Pacific Island Holds Answer to Amelia Earhart Mystery 

On the 75th anniversary of US aviator Amelia Earhart's final flight, an expedition team says it knows where to find her missing plane.

On the 75th anniversary of her final flight, an expedition team is setting off from Hawaii in search of new answers surrounding the disappearance of US aviator Amelia Earhart.

The International Group for Historic Aircraft Recovery (TIGHAR) is on a mission to find Earhart's plane, the Lockheed Electra, ABC reported, and its researchers will be diving for clues around Nikumaroro, an uninhabited island in the western Pacific Ocean.

The team believes that Earhart crashed, and survived for days, on the island – after taking off from Papua New Guinea on July 2, 1937, with her navigator Fred Noonan.

TIGHAR leader Richard Gillespie told Hawaii News Now: "We think the Earhart plane is there. We've got the right people. We have the right technology we have the right support."

Earhart, who became the first woman to fly solo across the Atlantic in 1932, had been looking to become the first woman to fly around the world.
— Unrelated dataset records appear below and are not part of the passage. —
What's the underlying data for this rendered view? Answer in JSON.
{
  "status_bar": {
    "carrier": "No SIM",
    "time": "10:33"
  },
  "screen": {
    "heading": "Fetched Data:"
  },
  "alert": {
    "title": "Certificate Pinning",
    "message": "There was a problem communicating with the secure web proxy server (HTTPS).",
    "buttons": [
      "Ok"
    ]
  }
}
When the pair vanished in the South Pacific, they had circumnavigated their way around three-quarters of the Equator, the BBC reported.

In a radio message, Earhart communicated that her plane's gas was running low, but a widespread air and sea search failed to find out what happened.
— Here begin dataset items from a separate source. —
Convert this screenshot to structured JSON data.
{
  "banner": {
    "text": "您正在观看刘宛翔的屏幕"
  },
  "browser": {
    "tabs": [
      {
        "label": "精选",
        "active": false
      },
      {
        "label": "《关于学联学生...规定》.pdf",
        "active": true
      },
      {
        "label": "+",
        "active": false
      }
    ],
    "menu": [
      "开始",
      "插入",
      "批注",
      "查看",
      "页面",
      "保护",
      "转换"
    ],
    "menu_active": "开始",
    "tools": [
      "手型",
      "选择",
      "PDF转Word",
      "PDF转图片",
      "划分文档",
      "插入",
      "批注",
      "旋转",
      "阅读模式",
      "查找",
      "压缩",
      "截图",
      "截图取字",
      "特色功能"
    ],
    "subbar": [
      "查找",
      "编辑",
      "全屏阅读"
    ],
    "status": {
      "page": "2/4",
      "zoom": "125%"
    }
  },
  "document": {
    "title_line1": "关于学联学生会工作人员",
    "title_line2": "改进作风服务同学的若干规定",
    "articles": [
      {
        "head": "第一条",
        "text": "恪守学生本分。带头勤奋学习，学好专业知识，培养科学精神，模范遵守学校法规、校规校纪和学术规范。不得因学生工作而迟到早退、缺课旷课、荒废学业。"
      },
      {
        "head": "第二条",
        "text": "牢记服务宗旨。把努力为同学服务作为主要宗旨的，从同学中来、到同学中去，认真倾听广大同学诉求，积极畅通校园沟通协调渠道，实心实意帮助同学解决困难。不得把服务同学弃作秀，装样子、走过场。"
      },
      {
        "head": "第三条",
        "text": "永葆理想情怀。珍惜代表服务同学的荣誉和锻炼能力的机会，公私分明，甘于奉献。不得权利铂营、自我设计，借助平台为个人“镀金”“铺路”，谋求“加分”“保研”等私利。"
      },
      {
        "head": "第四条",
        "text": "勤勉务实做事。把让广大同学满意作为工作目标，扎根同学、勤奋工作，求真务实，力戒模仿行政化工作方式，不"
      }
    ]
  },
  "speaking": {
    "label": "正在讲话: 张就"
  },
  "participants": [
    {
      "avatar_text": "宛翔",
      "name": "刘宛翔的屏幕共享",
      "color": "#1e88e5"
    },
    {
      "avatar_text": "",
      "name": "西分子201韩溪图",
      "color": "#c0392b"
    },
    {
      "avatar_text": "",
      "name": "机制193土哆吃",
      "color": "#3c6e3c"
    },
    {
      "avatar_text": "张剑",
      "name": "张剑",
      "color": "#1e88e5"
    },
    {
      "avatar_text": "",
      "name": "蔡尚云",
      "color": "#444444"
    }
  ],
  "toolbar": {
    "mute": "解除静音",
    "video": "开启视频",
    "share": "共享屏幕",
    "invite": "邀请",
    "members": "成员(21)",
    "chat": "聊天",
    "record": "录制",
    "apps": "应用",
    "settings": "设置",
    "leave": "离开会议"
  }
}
Using high-tech underwater equipment in a mission costing some 2 million dollars, TIGHAR researchers say they hope to find the wreckage of the Lockheed Electra in a month – diving in deep water off the west end of Nikumaroro, in the Republic of Kiribati.

Gillespie said navy search planes flew over this spot decades ago, Hawaii News Now reported.

"Over the ensuing days, the airplane was apparently washed over the edge of the reef by rising tides and surf so by the time the navy got there, the plane was gone," Gillespie said.